While there's no doubt that he's a creative problem solver, and allegedly a talented programmer-- I'm not sure how much of "Crash" he himself wrote, I'd need to do some further investigation-- the interview was rife with technical inaccuracies.

He starts out by incorrectly describing the 3DO as a "half-3d machine": I'm assuming he's referring to how the "Cell Engine" uses quads instead of triangles. While acknowledging that he's written a game for that hardware and I haven't, the Sega Saturn and certain period PC graphics cards also used quads: the result is still polygons-- i.e. "3d"-- regardless of what primitive types those surfaces consist of. The "OptiDoom" guy, who does contemporary 3DO programming, fully agrees with me.

He then describes PC games as needing "custom config.sys and autoexec.bat files", while trotting out that age-old cliché of PCs being difficult to play games on-- total ignorance: I played hundreds of DOS games from 1985 or so all the way through to the shift to Win95, and the only time I needed to use a custom config.sys file for a game was Megazeux, which utilized XMS. Games "just worked" in those days, way moreso than during the later Win98 era, and probably even moreso than today.

On that note, he then explained-- complete with an interviewee-provided graphic-- that PCs "basically only had 640k of memory." Uh, was he working on an IBM XT, and had never heard of EMS? My dad and I built a 486 in 1992 or 1993, and it had 16 megabytes of RAM. With a cheap product like QEMM, you could basically render the base 640 limitation irrelevant with a few keyboard presses and a reboot.
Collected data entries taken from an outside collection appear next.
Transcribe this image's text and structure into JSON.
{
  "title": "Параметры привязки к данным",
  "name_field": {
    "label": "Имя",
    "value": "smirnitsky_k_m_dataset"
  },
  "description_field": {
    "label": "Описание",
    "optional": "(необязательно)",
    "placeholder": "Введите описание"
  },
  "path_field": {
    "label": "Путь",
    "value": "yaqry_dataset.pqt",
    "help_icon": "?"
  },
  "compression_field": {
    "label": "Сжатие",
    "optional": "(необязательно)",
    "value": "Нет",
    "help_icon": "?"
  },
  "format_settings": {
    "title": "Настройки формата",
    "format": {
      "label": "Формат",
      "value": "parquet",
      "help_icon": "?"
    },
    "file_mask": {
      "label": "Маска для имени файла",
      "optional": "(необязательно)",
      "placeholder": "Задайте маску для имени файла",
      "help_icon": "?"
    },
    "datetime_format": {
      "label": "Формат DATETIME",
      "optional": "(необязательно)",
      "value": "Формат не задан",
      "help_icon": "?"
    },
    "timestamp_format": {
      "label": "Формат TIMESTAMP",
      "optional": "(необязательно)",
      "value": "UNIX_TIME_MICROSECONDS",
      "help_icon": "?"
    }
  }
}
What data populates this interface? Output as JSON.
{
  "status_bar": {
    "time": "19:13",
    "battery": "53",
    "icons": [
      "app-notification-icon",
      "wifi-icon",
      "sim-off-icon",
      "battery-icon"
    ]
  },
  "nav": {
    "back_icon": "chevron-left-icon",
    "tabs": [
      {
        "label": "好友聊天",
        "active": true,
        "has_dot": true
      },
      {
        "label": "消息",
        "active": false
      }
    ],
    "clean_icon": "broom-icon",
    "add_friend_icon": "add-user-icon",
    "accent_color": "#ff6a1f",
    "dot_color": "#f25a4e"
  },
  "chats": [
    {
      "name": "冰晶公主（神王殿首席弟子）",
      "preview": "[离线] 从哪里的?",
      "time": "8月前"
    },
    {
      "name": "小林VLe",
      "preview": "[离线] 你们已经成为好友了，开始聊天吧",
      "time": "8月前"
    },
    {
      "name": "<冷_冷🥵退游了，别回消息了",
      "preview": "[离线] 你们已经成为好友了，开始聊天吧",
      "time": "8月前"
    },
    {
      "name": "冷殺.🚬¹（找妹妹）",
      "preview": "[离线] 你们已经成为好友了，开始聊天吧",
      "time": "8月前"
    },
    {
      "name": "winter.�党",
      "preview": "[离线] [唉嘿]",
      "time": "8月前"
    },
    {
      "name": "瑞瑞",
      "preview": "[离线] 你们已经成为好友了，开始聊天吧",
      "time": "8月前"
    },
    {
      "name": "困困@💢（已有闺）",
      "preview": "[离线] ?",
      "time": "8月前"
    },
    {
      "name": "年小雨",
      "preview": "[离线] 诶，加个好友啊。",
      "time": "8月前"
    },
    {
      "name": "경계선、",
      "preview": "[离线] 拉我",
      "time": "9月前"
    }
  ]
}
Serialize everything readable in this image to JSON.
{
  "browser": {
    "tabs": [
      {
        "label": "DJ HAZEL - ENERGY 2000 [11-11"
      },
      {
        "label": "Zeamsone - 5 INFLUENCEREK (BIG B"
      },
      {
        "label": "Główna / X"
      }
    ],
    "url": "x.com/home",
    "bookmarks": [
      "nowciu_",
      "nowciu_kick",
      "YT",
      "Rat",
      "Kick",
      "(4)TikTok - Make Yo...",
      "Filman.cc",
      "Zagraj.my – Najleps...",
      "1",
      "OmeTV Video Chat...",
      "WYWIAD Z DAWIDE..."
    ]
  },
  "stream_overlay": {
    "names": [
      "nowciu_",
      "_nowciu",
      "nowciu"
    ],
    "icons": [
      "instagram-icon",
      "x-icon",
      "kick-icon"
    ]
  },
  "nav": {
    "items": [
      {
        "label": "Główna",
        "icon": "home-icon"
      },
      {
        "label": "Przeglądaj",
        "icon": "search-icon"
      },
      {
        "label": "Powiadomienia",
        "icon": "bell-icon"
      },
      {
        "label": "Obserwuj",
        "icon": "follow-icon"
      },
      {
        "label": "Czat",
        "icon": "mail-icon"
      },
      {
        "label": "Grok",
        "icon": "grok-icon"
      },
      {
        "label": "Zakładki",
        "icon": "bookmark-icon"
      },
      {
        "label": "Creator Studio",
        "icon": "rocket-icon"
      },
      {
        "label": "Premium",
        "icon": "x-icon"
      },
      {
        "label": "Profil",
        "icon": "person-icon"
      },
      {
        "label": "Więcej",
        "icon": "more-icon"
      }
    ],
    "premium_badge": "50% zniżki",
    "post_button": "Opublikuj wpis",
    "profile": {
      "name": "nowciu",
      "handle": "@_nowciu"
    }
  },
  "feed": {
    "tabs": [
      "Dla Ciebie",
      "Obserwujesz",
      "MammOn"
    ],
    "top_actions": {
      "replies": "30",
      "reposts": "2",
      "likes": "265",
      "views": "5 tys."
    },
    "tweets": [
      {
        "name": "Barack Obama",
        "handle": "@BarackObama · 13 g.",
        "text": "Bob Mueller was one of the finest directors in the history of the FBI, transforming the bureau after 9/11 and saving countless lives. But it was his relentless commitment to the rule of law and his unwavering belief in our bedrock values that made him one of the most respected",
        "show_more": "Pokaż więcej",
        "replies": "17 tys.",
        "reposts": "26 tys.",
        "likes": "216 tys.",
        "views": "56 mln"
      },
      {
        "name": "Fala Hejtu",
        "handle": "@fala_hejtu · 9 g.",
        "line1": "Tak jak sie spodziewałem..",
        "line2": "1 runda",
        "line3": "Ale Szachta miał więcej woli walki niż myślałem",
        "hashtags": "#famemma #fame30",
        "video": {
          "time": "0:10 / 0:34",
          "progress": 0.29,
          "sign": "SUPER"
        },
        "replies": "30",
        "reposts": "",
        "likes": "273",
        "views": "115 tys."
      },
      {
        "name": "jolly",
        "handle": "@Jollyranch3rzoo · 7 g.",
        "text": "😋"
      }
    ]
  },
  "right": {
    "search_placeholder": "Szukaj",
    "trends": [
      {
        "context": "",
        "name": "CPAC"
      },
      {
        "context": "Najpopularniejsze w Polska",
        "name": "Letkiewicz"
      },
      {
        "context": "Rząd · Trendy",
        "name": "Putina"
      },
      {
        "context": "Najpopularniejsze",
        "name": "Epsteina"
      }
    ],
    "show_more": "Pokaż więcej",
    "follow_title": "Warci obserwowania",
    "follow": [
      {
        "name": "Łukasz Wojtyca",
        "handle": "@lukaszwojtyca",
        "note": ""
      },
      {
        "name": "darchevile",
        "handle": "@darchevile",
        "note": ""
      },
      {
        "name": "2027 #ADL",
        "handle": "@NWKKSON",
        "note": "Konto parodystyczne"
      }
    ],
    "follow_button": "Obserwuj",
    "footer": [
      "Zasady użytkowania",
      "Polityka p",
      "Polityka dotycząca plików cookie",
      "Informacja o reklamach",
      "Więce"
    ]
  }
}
I also chuckled at his marveling at modern graphics cards doing gigaflops' worth of calculations! Oh my! Not sure where he's been the last odd-decade: even the humble Xbox One GPU is a teraflop chip. Further, his continued referral to the PSX's video chip as a "GPU" is a pet peeve of mine, for the very reason he acknowledged in this very interview (no hardware transform and lighting).

He also made it sound like the use of an SGI workstation was an innovation for "Crash"-- when in a period interview of him in my 3DO hint guide, he explains how they used just such a workstation for "Way of the Warrior" too: very misleading. He also brags about being one of the first people-- "I have patents!"-- to figure out how to stream stage data from slow-ish storage, when people were doing stuff like that on the Amiga in the 1980s, much less on the 3DO way before he did it on PSX ("Immercenary", "The Need for Speed", "Blade Force", etc.).

My impression of him overall is that he's pretty arrogant: his view of himself is inflated versus his actual accomplishments and knowledge. Interestingly, his "soft skill" game design chops seem much stronger than his technical aptitude: his explanation of the principles in "Crash" level design was the most astutely-stated part of the video.